With a minimalist design, available in only black and white, emblazoned with its classic text aesthetic, PANGAIA launched no-waste vegan sneakers made of grape leather last year. The idea of grape leather originated from the wine waste in Italy including grape stalks, skins, and seeds that PANGAIA decided to morph into wearable art. The grape leather covers the upper, lining, and insole of the sneakers. With a 100% recycled rubber sole, bio-based water glue, and natural cotton laces with 100% recycled plastic ends, making it undeniably impressive eco-fashion.
4. Thousand Fell
Only three years old, the New York-based start-up, Thousand Fell is already marching to close up the loop in the sneaker business and championing circularity. Thousand Fell has successfully engineered the world’s first totally recyclable shoe, pieced together from biodegradable, recycled waste and plant-based materials.
As a cherry on top, their recycling program refurbished old sneakers given by customers in exchange for gift cards and offers them to underprivileged communities or are taken in for upcycling.
The Canadian footwear brand, Native separates itself from the herd with its “Beast Free” motto which translates into a loud declaration that it does not use animal-derived materials on any of its shoes.
Their infamous Plant Shoe made from plant-based fibers, which they made abundantly clear from the name, other than being 100% compostable also assigns no gender to the sneakers.
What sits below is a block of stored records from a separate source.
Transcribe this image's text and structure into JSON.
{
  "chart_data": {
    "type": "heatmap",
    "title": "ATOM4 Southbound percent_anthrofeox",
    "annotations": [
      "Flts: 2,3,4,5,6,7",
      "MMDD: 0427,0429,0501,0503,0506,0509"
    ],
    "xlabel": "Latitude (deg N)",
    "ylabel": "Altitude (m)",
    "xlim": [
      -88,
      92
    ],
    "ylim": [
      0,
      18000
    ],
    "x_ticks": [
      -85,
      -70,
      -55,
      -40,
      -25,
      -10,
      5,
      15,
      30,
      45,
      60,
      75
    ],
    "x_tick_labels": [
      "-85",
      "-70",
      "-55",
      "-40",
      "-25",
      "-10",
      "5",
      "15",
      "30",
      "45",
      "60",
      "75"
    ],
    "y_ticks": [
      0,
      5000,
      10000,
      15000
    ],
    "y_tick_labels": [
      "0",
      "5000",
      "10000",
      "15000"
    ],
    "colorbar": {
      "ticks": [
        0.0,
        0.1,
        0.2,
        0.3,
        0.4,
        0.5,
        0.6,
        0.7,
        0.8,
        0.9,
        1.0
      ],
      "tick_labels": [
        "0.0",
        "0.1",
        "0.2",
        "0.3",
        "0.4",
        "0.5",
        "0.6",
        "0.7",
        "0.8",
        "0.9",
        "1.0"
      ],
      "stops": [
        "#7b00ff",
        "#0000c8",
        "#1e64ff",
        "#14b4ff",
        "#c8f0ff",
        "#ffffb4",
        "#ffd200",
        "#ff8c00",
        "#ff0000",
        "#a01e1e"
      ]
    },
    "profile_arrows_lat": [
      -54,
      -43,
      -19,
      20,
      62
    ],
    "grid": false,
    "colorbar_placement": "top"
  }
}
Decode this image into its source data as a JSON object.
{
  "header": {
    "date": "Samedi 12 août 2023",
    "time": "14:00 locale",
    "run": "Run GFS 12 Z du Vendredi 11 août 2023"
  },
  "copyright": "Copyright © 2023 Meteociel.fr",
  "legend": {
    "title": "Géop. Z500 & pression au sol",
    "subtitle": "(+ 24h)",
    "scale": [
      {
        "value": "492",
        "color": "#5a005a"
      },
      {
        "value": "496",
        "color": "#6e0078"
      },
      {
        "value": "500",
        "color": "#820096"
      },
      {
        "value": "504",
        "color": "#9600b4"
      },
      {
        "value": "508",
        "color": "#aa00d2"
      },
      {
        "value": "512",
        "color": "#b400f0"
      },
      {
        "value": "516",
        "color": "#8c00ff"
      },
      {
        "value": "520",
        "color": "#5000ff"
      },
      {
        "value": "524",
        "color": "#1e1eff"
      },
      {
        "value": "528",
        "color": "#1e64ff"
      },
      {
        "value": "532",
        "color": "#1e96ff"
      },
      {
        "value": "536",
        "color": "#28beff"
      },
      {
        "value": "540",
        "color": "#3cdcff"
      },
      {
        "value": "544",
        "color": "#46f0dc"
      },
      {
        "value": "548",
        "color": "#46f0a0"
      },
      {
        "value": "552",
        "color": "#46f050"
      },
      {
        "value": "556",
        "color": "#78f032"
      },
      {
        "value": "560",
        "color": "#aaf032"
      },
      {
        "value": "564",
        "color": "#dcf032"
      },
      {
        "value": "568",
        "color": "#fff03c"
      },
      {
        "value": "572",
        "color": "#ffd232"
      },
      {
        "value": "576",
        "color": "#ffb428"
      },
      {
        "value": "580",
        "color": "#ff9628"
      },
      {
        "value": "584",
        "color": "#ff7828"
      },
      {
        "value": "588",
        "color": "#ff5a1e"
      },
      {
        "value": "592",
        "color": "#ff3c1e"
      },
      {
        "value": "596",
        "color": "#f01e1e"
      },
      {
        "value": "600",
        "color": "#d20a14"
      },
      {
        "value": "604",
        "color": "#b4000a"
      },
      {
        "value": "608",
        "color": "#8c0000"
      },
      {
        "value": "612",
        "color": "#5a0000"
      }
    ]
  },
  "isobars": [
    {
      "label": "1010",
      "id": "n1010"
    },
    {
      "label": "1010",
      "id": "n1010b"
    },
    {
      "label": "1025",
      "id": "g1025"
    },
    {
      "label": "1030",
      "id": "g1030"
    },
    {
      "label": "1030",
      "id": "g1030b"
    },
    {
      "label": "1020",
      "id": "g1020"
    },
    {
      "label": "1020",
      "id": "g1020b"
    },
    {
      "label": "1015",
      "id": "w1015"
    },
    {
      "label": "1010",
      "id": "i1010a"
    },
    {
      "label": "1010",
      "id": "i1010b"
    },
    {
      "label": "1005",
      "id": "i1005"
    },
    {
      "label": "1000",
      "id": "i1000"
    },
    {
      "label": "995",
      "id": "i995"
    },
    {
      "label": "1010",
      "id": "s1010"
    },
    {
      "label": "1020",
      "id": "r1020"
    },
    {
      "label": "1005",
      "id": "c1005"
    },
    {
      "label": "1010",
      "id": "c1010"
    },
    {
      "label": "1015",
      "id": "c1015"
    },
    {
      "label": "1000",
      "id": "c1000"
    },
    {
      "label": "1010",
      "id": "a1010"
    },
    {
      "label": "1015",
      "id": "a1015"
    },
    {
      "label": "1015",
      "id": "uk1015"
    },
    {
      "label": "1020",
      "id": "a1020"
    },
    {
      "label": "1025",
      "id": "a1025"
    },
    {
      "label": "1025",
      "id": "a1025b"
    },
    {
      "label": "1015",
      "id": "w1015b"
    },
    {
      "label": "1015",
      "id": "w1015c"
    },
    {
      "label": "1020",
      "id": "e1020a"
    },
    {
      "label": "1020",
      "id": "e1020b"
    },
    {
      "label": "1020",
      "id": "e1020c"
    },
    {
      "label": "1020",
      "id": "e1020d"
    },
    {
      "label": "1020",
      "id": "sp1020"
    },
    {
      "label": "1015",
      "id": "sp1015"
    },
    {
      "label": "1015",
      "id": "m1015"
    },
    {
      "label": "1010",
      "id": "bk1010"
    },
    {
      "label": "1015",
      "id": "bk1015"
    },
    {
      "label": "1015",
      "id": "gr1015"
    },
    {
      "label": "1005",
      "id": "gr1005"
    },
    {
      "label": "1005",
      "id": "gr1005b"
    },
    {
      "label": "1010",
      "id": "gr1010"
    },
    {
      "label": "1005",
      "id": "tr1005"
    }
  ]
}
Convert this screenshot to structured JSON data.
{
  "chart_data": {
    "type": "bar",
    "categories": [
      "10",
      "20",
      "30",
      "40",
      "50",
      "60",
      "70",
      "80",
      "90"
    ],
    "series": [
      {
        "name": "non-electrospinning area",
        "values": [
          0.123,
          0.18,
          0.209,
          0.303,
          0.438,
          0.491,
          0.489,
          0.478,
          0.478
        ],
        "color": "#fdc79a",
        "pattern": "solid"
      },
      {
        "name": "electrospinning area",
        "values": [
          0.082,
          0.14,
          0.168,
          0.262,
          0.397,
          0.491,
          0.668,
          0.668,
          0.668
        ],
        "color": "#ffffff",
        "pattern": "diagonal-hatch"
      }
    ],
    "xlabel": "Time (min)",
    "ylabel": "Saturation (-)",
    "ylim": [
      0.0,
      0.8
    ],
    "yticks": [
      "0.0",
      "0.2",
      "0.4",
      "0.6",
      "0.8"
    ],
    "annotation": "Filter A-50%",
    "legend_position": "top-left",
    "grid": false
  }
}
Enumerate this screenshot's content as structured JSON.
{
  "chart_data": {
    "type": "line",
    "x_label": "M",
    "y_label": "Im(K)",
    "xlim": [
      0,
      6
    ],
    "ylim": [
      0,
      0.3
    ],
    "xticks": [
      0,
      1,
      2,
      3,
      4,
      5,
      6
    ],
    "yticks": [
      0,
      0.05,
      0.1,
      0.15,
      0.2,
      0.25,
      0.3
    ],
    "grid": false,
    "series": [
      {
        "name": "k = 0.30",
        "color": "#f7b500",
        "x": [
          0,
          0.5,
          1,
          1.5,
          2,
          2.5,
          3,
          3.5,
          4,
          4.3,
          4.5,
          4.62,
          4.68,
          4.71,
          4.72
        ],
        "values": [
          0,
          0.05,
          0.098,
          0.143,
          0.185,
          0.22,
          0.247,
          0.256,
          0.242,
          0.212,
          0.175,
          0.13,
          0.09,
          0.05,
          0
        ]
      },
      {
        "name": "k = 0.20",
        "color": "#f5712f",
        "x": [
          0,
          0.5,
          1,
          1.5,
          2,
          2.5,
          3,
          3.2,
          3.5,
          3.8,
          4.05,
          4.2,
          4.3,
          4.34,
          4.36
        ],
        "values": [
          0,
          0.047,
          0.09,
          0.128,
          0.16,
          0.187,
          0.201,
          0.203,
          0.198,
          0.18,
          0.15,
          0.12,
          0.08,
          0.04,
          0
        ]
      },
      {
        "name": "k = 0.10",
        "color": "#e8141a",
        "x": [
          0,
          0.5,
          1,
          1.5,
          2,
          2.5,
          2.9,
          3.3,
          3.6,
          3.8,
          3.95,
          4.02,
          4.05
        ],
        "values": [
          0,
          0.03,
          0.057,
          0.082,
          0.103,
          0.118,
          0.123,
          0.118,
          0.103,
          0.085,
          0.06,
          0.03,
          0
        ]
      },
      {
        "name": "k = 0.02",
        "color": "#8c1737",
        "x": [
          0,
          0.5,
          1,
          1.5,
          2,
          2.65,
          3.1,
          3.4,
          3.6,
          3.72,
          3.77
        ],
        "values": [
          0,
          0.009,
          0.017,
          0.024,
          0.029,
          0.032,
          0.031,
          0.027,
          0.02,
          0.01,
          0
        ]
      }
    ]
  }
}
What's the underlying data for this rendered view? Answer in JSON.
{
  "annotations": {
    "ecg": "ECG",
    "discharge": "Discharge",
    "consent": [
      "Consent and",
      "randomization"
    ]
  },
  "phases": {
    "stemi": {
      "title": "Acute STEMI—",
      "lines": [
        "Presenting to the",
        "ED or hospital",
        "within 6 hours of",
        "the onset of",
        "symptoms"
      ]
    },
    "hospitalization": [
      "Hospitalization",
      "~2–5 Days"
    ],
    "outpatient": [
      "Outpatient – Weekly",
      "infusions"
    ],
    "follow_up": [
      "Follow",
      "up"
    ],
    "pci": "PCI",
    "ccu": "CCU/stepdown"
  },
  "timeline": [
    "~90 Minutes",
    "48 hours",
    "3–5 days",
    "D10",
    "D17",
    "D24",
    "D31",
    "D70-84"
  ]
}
The biodegradable “modern sneaker” has components like a eucalyptus lasting board, natural latex-based glue, pineapple husk, and organic cotton upper and shoelaces. And finally, when you’ve flaunted them off on your ‘Grams to death and worn them out completely, you can bury them in a compost bin where they’ll decompose quietly.
The hypebeast culture as glamorous as it is has a dark underbelly with almost 300 million pairs of shoes ending up dead in landfills annually. As extravagantly expensive as your sneakers might be, they come with a higher price tag that costs the environment more than we can imagine. Veganism in sneakers hence acts as a safe keeper of true sustainability against supposedly sustainable leather materials which are masqueraded as natural.